On August 2, 2012, Schilb extended his contract with Élan Chalon for one more season. In January 2013, Galatasaray offered 300,000 euros for a buyout of his contract and a salary that was three times larger than his current one, but Schlib turned down the offer. In his first EuroLeague season, he averaged 15.5 points, 4.6 rebounds and 4 assists over 10 games.

On June 23, 2013, he signed a three-year contract with the Serbian team Crvena zvezda. On January 29, 2014, he officially parted ways with Crvena zvezda. The next day, he returned to France and signed with Paris-Levallois. On April 15, 2015, he parted ways with Paris.

On July 23, 2015, Schilb signed a one-year deal with the Turkish club Galatasaray. On July 28, 2016, he re-signed with Galatasaray for one more season.

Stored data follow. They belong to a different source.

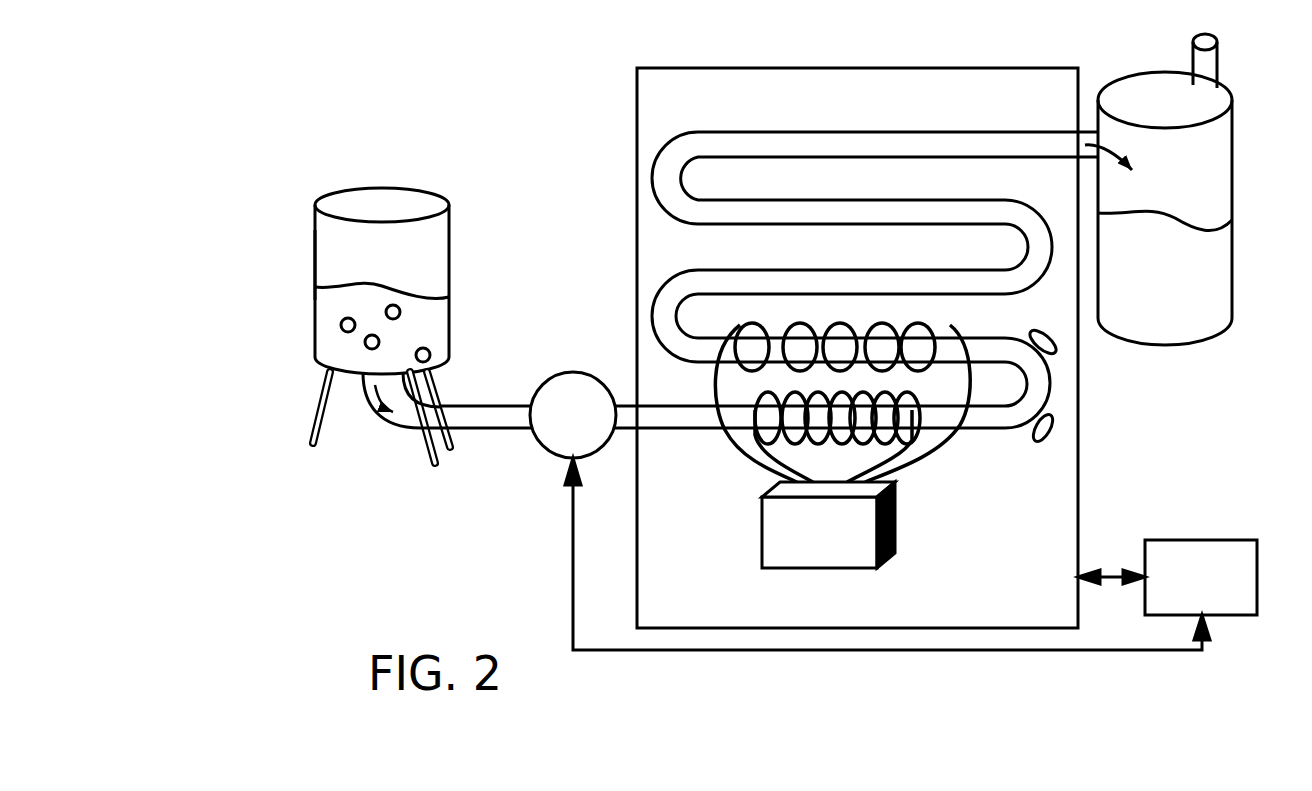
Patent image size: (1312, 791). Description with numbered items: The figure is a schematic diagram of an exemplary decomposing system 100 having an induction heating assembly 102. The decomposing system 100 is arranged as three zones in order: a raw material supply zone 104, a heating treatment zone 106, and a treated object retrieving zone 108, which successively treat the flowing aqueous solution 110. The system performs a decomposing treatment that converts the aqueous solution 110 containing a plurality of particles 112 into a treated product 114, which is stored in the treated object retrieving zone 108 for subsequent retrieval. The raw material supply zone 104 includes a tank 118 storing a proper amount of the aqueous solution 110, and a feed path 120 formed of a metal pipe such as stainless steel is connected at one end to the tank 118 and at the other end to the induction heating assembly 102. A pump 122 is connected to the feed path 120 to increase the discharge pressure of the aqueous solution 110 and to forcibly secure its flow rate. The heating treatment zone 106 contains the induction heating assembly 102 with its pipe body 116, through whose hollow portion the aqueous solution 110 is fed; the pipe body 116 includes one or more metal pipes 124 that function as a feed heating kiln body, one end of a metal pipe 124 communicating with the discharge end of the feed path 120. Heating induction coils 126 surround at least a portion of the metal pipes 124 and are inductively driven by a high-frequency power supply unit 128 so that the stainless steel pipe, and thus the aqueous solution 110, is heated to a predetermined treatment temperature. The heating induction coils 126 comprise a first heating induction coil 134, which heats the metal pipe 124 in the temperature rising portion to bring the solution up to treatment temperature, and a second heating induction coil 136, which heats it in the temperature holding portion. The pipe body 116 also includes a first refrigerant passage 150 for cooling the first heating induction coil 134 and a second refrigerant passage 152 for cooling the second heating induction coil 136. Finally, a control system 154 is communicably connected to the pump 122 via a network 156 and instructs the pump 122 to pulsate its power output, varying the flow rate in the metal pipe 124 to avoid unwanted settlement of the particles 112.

The decomposing system 100 is at (290, 175).
The induction heating assembly 102 is at (1078, 503).
The raw material supply zone 104 is at (467, 183).
The heating treatment zone 106 is at (942, 48).
The treated object retrieving zone 108 is at (1247, 200).
The aqueous solution 110 is at (350, 283).
The particles 112 is at (341, 325).
The treated product 114 is at (1130, 213).
The pipe body 116 is at (1013, 440).
The tank 118 is at (314, 253).
The feed path 120 is at (480, 440).
The pump 122 is at (573, 372).
The metal pipes 124 is at (690, 132).
The heating induction coils 126 is at (925, 465).
The high-frequency power supply unit 128 is at (818, 568).
The first heating induction coil 134 is at (803, 462).
The second heating induction coil 136 is at (948, 330).
The first refrigerant passage 150 is at (1050, 440).
The second refrigerant passage 152 is at (1056, 355).
The control system 154 is at (1165, 540).
The network 156 is at (573, 590).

On September 30, 2017, Schilb signed with Spanish club Real Betis Energía Plus.

==Career statistics==

===EuroLeague===

| Year | Team | GP | GS | MPG | FG% | 3P% | FT% | RPG | APG | SPG | BPG | PPG | PIR |
|---|---|---|---|---|---|---|---|---|---|---|---|---|---|
| 2012–13 | Élan Chalon | 10 | 10 | 32.5 | .449 | .341 | .850 | 4.6 | 4.0 | 1.3 | .3 | 15.5 | 17.6 |
| 2013–14 | Crvena zvezda | 10 | 10 | 28.6 | .495 | .379 | .773 | 3.2 | 3.5 | .7 | .2 | 12.0 | 11.9 |
| 2016–17 | Galatasaray | 27 | 19 | 25.6 | .497 | .310 | .870 | 3.9 | 4.0 | .7 | .1 | 9.3 | 12.0 |
| Career |  | 47 | 39 | 27.7 | .483 | .333 | .835 | 3.9 | 3.9 | .8 | .2 | 11.2 | 13.2 |

==International career==
On August 20, 2015, Schilb obtained Czech Republic citizenship and became a naturalized player for the Czech Republic national basketball team. He represented the Czech Republic at the 2019 FIBA Basketball World Cup and the 2020 Summer Olympics.